Разномыслие

Разномыслие

Важнейшей проблемой, с которой столкнулось новое руководство, было существование разномыслия. Разумеется, люди, которые отказывались придерживаться господствующей идеологии, существовали всегда. Более того, специфика гибридного характера псевдосинкретизма неизбежно означала, что каждый человек тяготел к одной из ипостасей господствующей идеологии, неизбежно нес в себе, даже не зная этого, потенциальную возможность инакомыслия, что и проявлялось в периодической смене господствующего нравственного идеала. Открытое выступление против господствующей власти в первом глобальном полупериоде, как и практически в условиях господства любого синкретического государства, подавлялось силой. При Сталине складывались ситуации, когда об открытом протесте даже подумать было невозможно. В условиях господства пятой версии псевдосинкретизма положение изменилось. Хрущев, так же как и некогда Ленин, был убежден, что естественность и разумность создаваемого порядка неизбежно делает всех единомышленниками, все, по его мнению, кроме сумасшедших, должны были думать, как он. Расползание разномыслия, видимо, вызывало у Хрущева недоумение и озлобление, что и проявлялось на знаменитых встречах с интеллигенцией. Кроме того, «оттепель», цензурные послабления, хотя и неустойчивые и временные, давали некоторую надежду на либерализацию.

Слабость разномыслия объяснялась опустошением, которое сталинский террор внес в духовную элиту, в культуру вообще, в ряды людей, способных иметь собственное суждение. Для атмосферы того времени характерно, что даже в 1968 году, когда в ответ на советскую интервенцию в Чехословакии несколько человек вышли с протестом на Красную площадь, среди интеллигенции циркулировала версия, что «этого не может быть, это очередная провокация КГБ».

Однако постепенно положение изменилось. Разномыслие в кон реальностью, про которую мой отец сказал, что «были времена похуже, но не было подлей». Сложившийся порядок отличался вышедшей на самую поверхность жизни двусмысленностью, постоянной необходимостью во имя сохранения порядка совершать бессмысленные действия. Это приводило к потере существующим порядком своего нравственного основания, к разрыву со здравым смыслом, что постепенно осознали многие. Возникло то движение, которое получило название диссидентства.

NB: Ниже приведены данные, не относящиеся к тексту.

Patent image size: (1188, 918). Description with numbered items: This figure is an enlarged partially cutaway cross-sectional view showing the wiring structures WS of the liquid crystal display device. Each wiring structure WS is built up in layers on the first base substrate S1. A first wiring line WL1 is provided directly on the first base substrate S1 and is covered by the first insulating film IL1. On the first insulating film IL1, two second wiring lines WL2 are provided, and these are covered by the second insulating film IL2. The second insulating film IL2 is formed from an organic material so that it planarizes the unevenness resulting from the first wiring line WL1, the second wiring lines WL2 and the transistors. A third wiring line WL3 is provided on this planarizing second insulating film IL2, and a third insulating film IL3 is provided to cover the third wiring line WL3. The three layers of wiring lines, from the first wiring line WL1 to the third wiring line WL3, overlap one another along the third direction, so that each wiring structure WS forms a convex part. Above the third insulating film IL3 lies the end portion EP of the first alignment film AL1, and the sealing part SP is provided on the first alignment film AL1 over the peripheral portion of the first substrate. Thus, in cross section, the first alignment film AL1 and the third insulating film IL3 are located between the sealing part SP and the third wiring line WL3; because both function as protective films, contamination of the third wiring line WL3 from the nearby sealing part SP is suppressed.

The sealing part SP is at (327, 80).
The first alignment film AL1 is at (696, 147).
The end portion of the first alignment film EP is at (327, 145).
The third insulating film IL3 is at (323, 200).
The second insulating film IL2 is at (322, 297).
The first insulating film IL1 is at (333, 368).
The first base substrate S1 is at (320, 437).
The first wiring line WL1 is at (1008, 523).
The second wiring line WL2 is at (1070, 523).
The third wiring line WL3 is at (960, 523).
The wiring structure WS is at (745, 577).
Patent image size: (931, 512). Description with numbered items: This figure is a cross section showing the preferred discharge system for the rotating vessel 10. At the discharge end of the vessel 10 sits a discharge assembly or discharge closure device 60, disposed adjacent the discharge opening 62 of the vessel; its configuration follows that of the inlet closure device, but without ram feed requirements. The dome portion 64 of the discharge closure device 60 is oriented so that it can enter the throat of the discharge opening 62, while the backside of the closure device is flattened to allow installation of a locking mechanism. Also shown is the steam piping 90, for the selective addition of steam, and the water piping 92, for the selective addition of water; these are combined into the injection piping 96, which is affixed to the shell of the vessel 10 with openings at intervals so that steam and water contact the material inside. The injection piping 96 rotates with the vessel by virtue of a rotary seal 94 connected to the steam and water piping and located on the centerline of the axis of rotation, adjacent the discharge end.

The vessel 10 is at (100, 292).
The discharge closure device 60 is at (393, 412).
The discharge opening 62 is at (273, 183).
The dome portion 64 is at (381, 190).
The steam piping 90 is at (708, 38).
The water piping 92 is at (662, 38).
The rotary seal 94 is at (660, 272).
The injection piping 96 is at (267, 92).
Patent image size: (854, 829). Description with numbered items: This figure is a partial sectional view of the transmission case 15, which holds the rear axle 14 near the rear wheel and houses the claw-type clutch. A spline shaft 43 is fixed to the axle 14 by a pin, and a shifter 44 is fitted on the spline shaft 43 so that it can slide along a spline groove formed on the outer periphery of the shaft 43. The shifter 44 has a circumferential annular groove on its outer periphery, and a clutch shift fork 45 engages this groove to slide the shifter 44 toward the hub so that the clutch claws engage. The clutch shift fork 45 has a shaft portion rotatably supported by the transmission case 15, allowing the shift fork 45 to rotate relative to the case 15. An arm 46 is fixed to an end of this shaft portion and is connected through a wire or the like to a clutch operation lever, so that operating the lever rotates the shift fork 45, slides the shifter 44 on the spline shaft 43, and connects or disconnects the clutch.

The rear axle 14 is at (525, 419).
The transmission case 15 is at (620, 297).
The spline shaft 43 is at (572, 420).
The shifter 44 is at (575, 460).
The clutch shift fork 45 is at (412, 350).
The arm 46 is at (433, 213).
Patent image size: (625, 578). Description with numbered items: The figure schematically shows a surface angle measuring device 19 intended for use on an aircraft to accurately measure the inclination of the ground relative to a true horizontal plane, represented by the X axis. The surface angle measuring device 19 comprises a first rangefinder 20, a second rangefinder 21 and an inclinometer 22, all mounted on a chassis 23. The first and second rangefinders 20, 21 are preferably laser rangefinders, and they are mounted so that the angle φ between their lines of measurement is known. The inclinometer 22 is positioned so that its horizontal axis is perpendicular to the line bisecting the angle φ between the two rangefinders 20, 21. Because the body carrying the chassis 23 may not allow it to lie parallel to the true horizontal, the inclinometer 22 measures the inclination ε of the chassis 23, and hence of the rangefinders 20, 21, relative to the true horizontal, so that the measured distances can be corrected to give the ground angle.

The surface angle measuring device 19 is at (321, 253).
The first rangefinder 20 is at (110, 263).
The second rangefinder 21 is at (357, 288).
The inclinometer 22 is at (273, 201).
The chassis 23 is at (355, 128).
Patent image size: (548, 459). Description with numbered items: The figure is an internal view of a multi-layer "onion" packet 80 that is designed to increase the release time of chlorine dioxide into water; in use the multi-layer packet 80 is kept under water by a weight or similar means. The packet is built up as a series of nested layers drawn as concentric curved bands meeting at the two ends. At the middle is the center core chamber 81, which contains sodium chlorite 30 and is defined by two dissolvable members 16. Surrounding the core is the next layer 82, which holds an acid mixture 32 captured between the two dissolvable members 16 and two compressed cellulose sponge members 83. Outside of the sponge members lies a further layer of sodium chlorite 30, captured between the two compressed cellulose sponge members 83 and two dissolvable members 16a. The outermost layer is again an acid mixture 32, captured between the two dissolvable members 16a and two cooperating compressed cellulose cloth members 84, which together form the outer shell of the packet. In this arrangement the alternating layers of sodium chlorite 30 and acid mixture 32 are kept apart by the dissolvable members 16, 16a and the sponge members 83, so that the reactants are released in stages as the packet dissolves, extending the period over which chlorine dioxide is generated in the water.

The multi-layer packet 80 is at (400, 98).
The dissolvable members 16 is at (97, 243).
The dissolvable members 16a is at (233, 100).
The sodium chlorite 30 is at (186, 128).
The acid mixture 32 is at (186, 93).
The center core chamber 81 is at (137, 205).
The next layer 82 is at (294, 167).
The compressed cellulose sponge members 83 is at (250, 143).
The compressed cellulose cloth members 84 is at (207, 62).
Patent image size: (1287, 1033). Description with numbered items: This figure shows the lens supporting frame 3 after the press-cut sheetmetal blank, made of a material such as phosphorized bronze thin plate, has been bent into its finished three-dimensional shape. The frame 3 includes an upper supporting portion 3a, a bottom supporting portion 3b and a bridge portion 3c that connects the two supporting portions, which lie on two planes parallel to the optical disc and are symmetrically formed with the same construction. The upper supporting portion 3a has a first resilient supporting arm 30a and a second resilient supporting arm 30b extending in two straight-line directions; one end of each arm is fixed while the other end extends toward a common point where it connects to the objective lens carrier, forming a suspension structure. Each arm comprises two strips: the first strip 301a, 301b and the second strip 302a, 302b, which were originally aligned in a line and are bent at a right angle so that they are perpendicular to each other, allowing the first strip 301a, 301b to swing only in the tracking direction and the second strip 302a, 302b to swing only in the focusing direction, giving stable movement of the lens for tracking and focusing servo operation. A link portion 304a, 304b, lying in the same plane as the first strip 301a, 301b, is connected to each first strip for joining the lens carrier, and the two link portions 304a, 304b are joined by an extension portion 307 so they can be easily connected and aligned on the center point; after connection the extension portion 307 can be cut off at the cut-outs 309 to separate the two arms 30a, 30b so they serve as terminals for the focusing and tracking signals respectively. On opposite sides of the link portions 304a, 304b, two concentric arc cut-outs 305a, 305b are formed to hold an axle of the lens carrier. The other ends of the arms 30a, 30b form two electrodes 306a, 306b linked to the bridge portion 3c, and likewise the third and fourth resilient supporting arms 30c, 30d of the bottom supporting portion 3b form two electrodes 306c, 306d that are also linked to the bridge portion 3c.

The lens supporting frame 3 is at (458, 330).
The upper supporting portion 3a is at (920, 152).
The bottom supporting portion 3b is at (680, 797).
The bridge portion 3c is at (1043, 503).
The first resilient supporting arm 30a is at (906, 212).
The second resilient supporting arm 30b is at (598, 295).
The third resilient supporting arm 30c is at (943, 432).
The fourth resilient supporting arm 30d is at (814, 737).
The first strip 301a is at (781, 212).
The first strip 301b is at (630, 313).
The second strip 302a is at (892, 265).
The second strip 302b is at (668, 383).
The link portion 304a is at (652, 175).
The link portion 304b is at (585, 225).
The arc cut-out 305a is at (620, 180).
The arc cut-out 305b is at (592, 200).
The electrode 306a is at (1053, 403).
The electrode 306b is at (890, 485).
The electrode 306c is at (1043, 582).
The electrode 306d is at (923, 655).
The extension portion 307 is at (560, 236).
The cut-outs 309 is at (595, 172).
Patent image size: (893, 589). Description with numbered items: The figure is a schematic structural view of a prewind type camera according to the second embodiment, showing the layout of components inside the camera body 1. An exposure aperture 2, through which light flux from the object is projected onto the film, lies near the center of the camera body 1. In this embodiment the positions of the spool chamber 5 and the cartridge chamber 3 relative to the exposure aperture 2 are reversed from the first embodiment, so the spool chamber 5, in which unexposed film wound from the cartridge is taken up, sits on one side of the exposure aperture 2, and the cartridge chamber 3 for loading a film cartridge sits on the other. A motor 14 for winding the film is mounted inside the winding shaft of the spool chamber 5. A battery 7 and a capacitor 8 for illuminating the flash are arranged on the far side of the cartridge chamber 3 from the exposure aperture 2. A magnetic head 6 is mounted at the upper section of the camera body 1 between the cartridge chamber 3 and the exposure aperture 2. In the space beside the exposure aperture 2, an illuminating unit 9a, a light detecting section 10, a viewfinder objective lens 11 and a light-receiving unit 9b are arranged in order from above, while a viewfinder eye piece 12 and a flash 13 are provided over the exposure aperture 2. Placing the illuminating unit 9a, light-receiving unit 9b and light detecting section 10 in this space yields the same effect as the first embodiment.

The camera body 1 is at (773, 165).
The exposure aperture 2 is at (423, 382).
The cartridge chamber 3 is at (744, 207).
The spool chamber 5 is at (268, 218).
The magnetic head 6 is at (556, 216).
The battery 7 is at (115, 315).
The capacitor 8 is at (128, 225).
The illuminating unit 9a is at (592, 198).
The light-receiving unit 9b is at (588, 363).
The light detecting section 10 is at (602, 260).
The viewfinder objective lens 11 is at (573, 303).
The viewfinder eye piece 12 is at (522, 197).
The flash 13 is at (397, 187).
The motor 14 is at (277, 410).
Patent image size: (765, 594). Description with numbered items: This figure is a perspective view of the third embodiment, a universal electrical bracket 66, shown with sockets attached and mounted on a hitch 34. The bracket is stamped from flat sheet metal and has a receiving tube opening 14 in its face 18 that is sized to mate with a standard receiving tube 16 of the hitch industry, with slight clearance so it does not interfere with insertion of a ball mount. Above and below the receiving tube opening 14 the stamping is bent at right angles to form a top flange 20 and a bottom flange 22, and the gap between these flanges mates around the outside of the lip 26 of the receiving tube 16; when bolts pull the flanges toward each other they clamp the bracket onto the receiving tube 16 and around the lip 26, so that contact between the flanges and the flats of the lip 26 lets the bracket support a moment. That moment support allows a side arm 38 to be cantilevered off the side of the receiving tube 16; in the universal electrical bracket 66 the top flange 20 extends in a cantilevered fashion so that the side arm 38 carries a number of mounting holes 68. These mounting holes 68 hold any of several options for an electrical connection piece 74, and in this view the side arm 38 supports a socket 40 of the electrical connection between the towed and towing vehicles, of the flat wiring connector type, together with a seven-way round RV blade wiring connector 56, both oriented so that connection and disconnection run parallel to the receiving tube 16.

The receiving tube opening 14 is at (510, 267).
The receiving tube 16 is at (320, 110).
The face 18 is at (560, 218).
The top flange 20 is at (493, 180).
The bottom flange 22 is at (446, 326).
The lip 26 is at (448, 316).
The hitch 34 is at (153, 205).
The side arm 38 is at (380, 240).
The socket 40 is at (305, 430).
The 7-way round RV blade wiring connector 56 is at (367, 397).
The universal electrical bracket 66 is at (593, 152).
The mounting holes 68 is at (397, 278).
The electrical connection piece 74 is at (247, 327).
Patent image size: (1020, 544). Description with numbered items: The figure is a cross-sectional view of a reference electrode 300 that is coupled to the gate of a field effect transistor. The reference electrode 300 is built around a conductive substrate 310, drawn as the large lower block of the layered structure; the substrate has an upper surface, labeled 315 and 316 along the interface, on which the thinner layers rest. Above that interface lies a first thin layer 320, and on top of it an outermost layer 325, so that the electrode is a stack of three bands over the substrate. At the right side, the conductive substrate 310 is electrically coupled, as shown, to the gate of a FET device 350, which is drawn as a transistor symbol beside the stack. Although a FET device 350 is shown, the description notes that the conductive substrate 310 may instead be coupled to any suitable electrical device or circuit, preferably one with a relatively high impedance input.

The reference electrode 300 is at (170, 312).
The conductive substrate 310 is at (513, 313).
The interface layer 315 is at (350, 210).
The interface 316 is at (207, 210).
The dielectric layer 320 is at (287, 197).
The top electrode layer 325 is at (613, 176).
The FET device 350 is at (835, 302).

Если при Сталине люди не ощущали возможности альтернативы, то диссиденты, само их существование делали такую альтернативу зримой для каждого человека. Этот диссидентский вызов у весьма многих породил сильное раздражение и даже ненависть к возбудителям нравственного беспокойства. Подавляющее большинство разделяло основное заблуждение массового сознания, т. е. веру во всесилие начальства, в его способность смолоть в порошок любое противостояние, относилось к открытому разномыслию негативно, рассматривая его как безумие, в лучшем случае как нечто совершенно бесполезное, так как «начальство делает что хочет», а в худшем случае как провокацию, как действие, которое объективно «играет на руку нашим врагам», как то, что, озлобляя начальство, тем самым мешает прогрессу демократии. Когда диссиденты стали собирать деньги для поддержки семей политзаключенных, я обнаружил, что среди моего окружения оказалось крайне мало людей, к которым можно было обратиться с подобной просьбой. Некоторые выражали беспокойство по поводу бесконтрольности движения этих денег, — не скрывается ли под благородным предлогом чистое мошенничество. По сути дела, это был все тот же страх перед оборотничеством, перед обманом, который некогда высказал мой школьный приятель Герман Г., — что любая неконтролируемая группа молодежи может стать объектом проникновения иностранных шпионов. Мы постоянно жили не в себе, в страхе, что мы окажемся жертвами собственного простодушия и чьих то козней.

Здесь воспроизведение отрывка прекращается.